Synthesis of an Antiferromagnet Ba7Fe6S14 with One-dimensional Chains Constituted by FeS4 Tetrahedra

Abstract

Compounds with chain structures have received great attention due to their unique quasi-one-dimensional charge transport channel which usually leads to striking physical phenomena. Here, we report the synthesis and detailed physical properties of Ba7Fe6S14 single crystals whose crystalline structure is featured by one-dimensional chains constituted by units of FeS4 tetrahedra.
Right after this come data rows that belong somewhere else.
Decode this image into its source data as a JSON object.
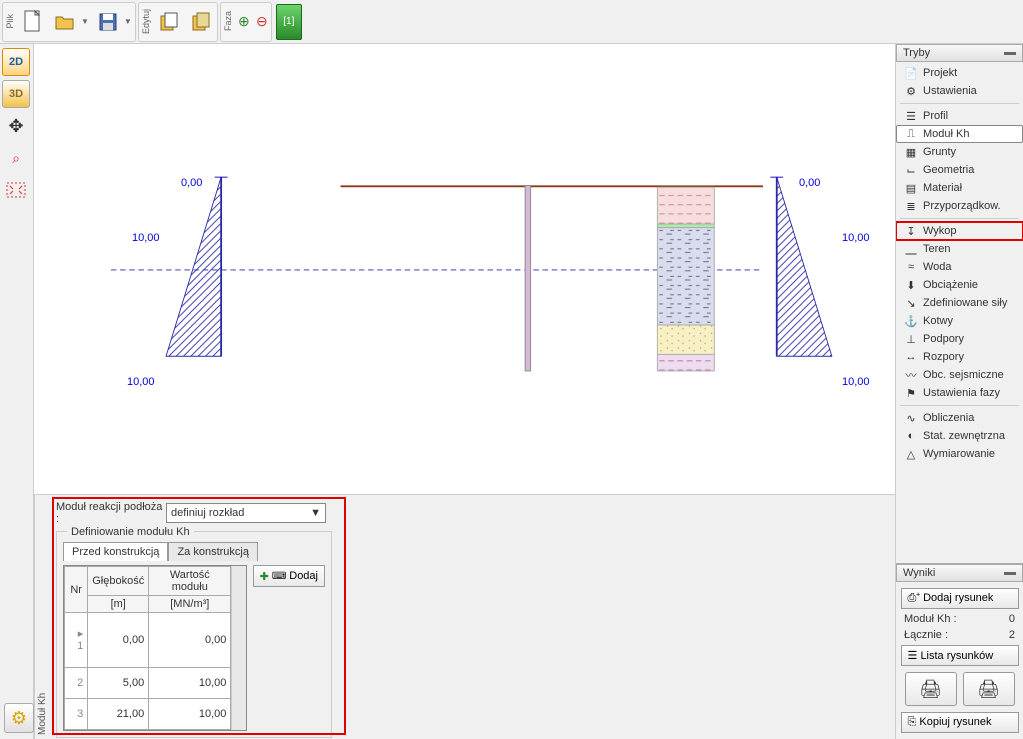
{
  "toolbar": {
    "groups": {
      "file": "Plik",
      "edit": "Edytuj",
      "phase": "Faza"
    },
    "phase_tab": "[1]"
  },
  "left": {
    "btn_2d": "2D",
    "btn_3d": "3D"
  },
  "tree": {
    "header": "Tryby",
    "items": [
      {
        "icon": "📄",
        "label": "Projekt"
      },
      {
        "icon": "⚙",
        "label": "Ustawienia"
      },
      {
        "sep": true
      },
      {
        "icon": "☰",
        "label": "Profil"
      },
      {
        "icon": "⎍",
        "label": "Moduł Kh",
        "selected": true
      },
      {
        "icon": "▦",
        "label": "Grunty"
      },
      {
        "icon": "⌙",
        "label": "Geometria"
      },
      {
        "icon": "▤",
        "label": "Materiał"
      },
      {
        "icon": "≣",
        "label": "Przyporządkow."
      },
      {
        "sep": true
      },
      {
        "icon": "↧",
        "label": "Wykop",
        "highlight": true
      },
      {
        "icon": "⎽",
        "label": "Teren"
      },
      {
        "icon": "≈",
        "label": "Woda"
      },
      {
        "icon": "⬇",
        "label": "Obciążenie"
      },
      {
        "icon": "↘",
        "label": "Zdefiniowane siły"
      },
      {
        "icon": "⚓",
        "label": "Kotwy"
      },
      {
        "icon": "⊥",
        "label": "Podpory"
      },
      {
        "icon": "↔",
        "label": "Rozpory"
      },
      {
        "icon": "〰",
        "label": "Obc. sejsmiczne"
      },
      {
        "icon": "⚑",
        "label": "Ustawienia fazy"
      },
      {
        "sep": true
      },
      {
        "icon": "∿",
        "label": "Obliczenia"
      },
      {
        "icon": "◐",
        "label": "Stat. zewnętrzna"
      },
      {
        "icon": "△",
        "label": "Wymiarowanie"
      }
    ]
  },
  "bottom": {
    "vert_label": "Moduł Kh",
    "field_label": "Moduł reakcji podłoża :",
    "select_value": "definiuj rozkład",
    "group_title": "Definiowanie modułu Kh",
    "tabs": {
      "before": "Przed konstrukcją",
      "after": "Za konstrukcją"
    },
    "table": {
      "headers": {
        "nr": "Nr",
        "depth": "Głębokość",
        "depth_unit": "[m]",
        "value": "Wartość modułu",
        "value_unit": "[MN/m³]"
      },
      "rows": [
        {
          "nr": "1",
          "depth": "0,00",
          "value": "0,00",
          "caret": true
        },
        {
          "nr": "2",
          "depth": "5,00",
          "value": "10,00"
        },
        {
          "nr": "3",
          "depth": "21,00",
          "value": "10,00"
        }
      ]
    },
    "add_btn": "Dodaj"
  },
  "results": {
    "header": "Wyniki",
    "add_drawing": "Dodaj rysunek",
    "rows": [
      {
        "label": "Moduł Kh :",
        "value": "0"
      },
      {
        "label": "Łącznie :",
        "value": "2"
      }
    ],
    "list_btn": "Lista rysunków",
    "copy_btn": "Kopiuj rysunek"
  },
  "chart_data": {
    "type": "diagram",
    "labels": {
      "top_left": "0,00",
      "left_mid": "10,00",
      "left_bot": "10,00",
      "top_right": "0,00",
      "right_mid": "10,00",
      "right_bot": "10,00"
    }
  }
}
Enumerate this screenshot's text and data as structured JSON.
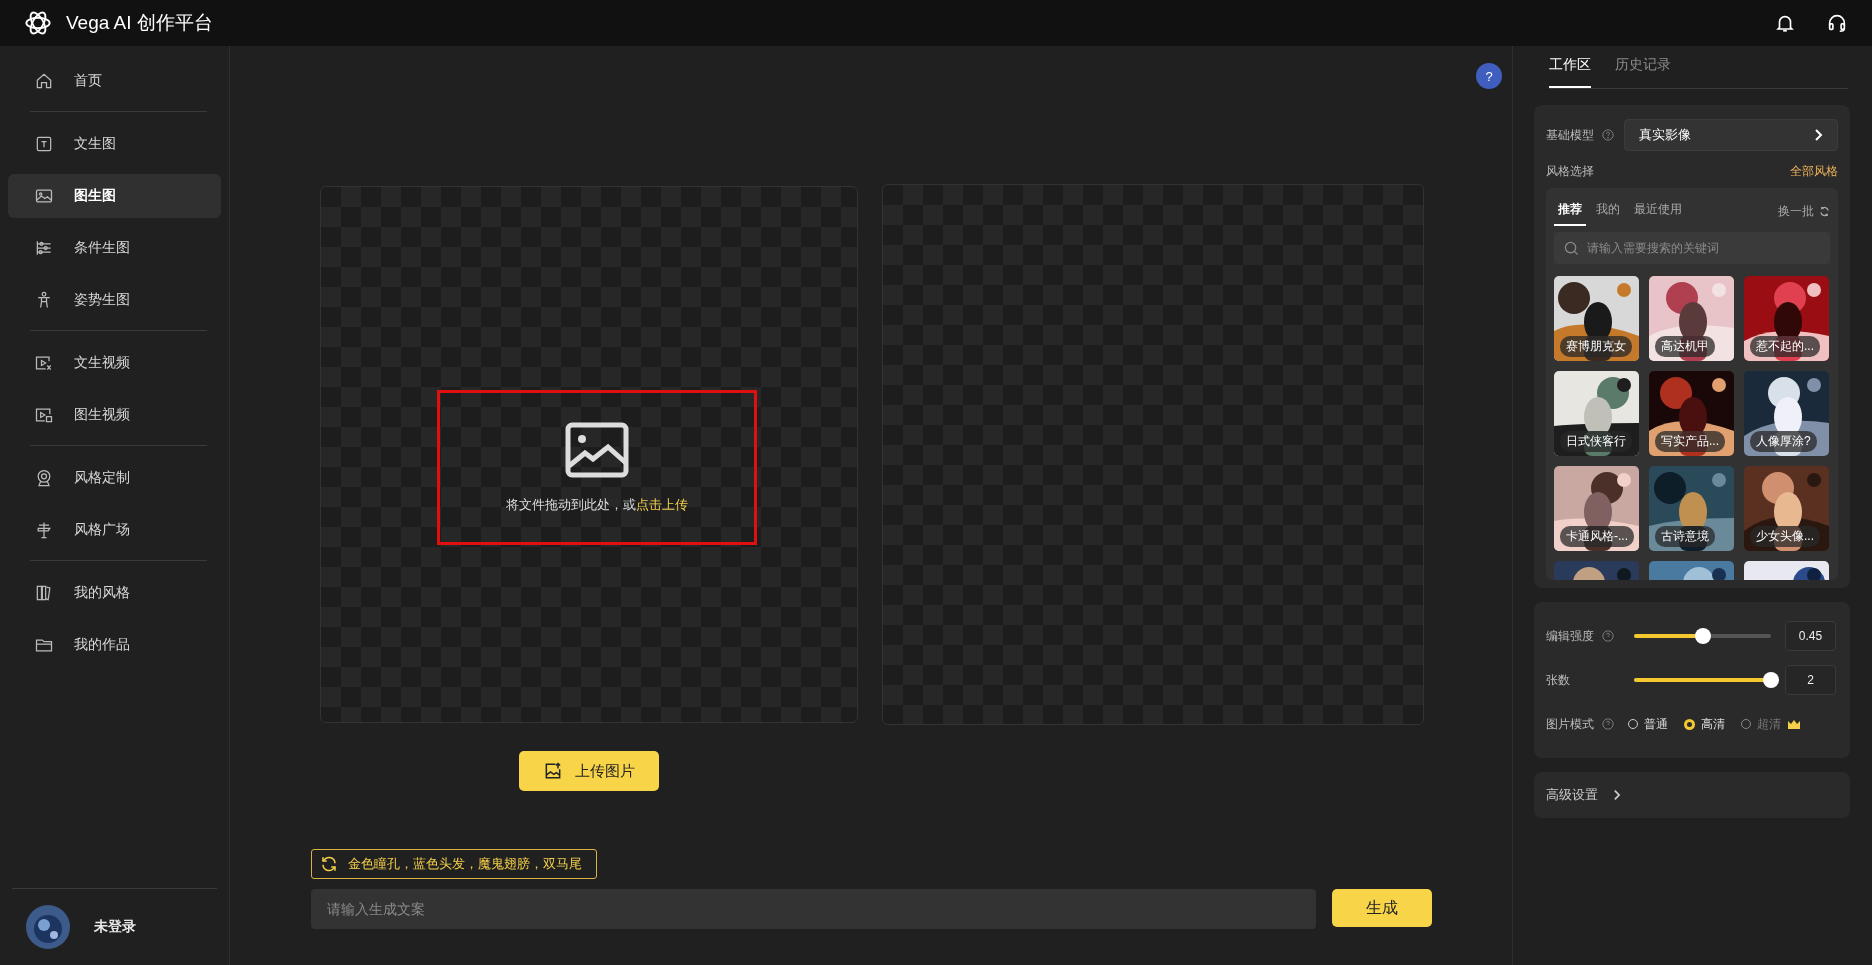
{
  "header": {
    "title": "Vega AI 创作平台"
  },
  "sidebar": {
    "groups": [
      [
        {
          "label": "首页",
          "selected": false
        }
      ],
      [
        {
          "label": "文生图",
          "selected": false
        },
        {
          "label": "图生图",
          "selected": true
        },
        {
          "label": "条件生图",
          "selected": false
        },
        {
          "label": "姿势生图",
          "selected": false
        }
      ],
      [
        {
          "label": "文生视频",
          "selected": false
        },
        {
          "label": "图生视频",
          "selected": false
        }
      ],
      [
        {
          "label": "风格定制",
          "selected": false
        },
        {
          "label": "风格广场",
          "selected": false
        }
      ],
      [
        {
          "label": "我的风格",
          "selected": false
        },
        {
          "label": "我的作品",
          "selected": false
        }
      ]
    ],
    "user": {
      "name": "未登录"
    }
  },
  "help": {
    "label": "?"
  },
  "upload_area": {
    "hint": "将文件拖动到此处，或",
    "link": "点击上传"
  },
  "upload_button": {
    "label": "上传图片"
  },
  "prompt_suggestion": {
    "text": "金色瞳孔，蓝色头发，魔鬼翅膀，双马尾"
  },
  "prompt": {
    "placeholder": "请输入生成文案"
  },
  "generate_button": {
    "label": "生成"
  },
  "panel": {
    "tabs": [
      {
        "label": "工作区",
        "selected": true
      },
      {
        "label": "历史记录",
        "selected": false
      }
    ],
    "base_model": {
      "label": "基础模型",
      "value": "真实影像"
    },
    "style": {
      "label": "风格选择",
      "all_link": "全部风格",
      "tabs": [
        {
          "label": "推荐",
          "selected": true
        },
        {
          "label": "我的",
          "selected": false
        },
        {
          "label": "最近使用",
          "selected": false
        }
      ],
      "refresh": "换一批",
      "search_placeholder": "请输入需要搜索的关键词",
      "items": [
        {
          "label": "赛博朋克女"
        },
        {
          "label": "高达机甲"
        },
        {
          "label": "惹不起的..."
        },
        {
          "label": "日式侠客行"
        },
        {
          "label": "写实产品..."
        },
        {
          "label": "人像厚涂?"
        },
        {
          "label": "卡通风格-..."
        },
        {
          "label": "古诗意境"
        },
        {
          "label": "少女头像..."
        }
      ]
    },
    "sliders": [
      {
        "label": "编辑强度",
        "help": true,
        "level": 0.5,
        "value": "0.45"
      },
      {
        "label": "张数",
        "help": false,
        "level": 1,
        "value": "2"
      }
    ],
    "image_mode": {
      "label": "图片模式",
      "options": [
        {
          "label": "普通",
          "selected": false,
          "disabled": false,
          "premium": false
        },
        {
          "label": "高清",
          "selected": true,
          "disabled": false,
          "premium": false
        },
        {
          "label": "超清",
          "selected": false,
          "disabled": true,
          "premium": true
        }
      ]
    },
    "advanced": {
      "label": "高级设置"
    }
  }
}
Susceptibility measurements reveal three magnetic phase transitions located at T = 10.5 K, 38 K, and 121 K. Further heat capacity measurements suggest a second-order phase transition for the transition at 121 K. At ambient pressure, the compound is an insulator with a large thermal activation energy around 0.19 eV. Application of pressure can gradually suppress the insulating behavior, and pressure-induced insulator-metal transitions can be achieved for P ≥ 21.3 GPa. No superconductivity was observed with pressure up to 47 GPa. Nevertheless, the unique chain-like structure of Ba7Fe6S14 provides chances for comparative studies with the quasi-one-dimensional spin-ladder iron-based superconductor BaFe2S3 for exploring the relation among crystalline dimensionality, magnetism, and superconductivity.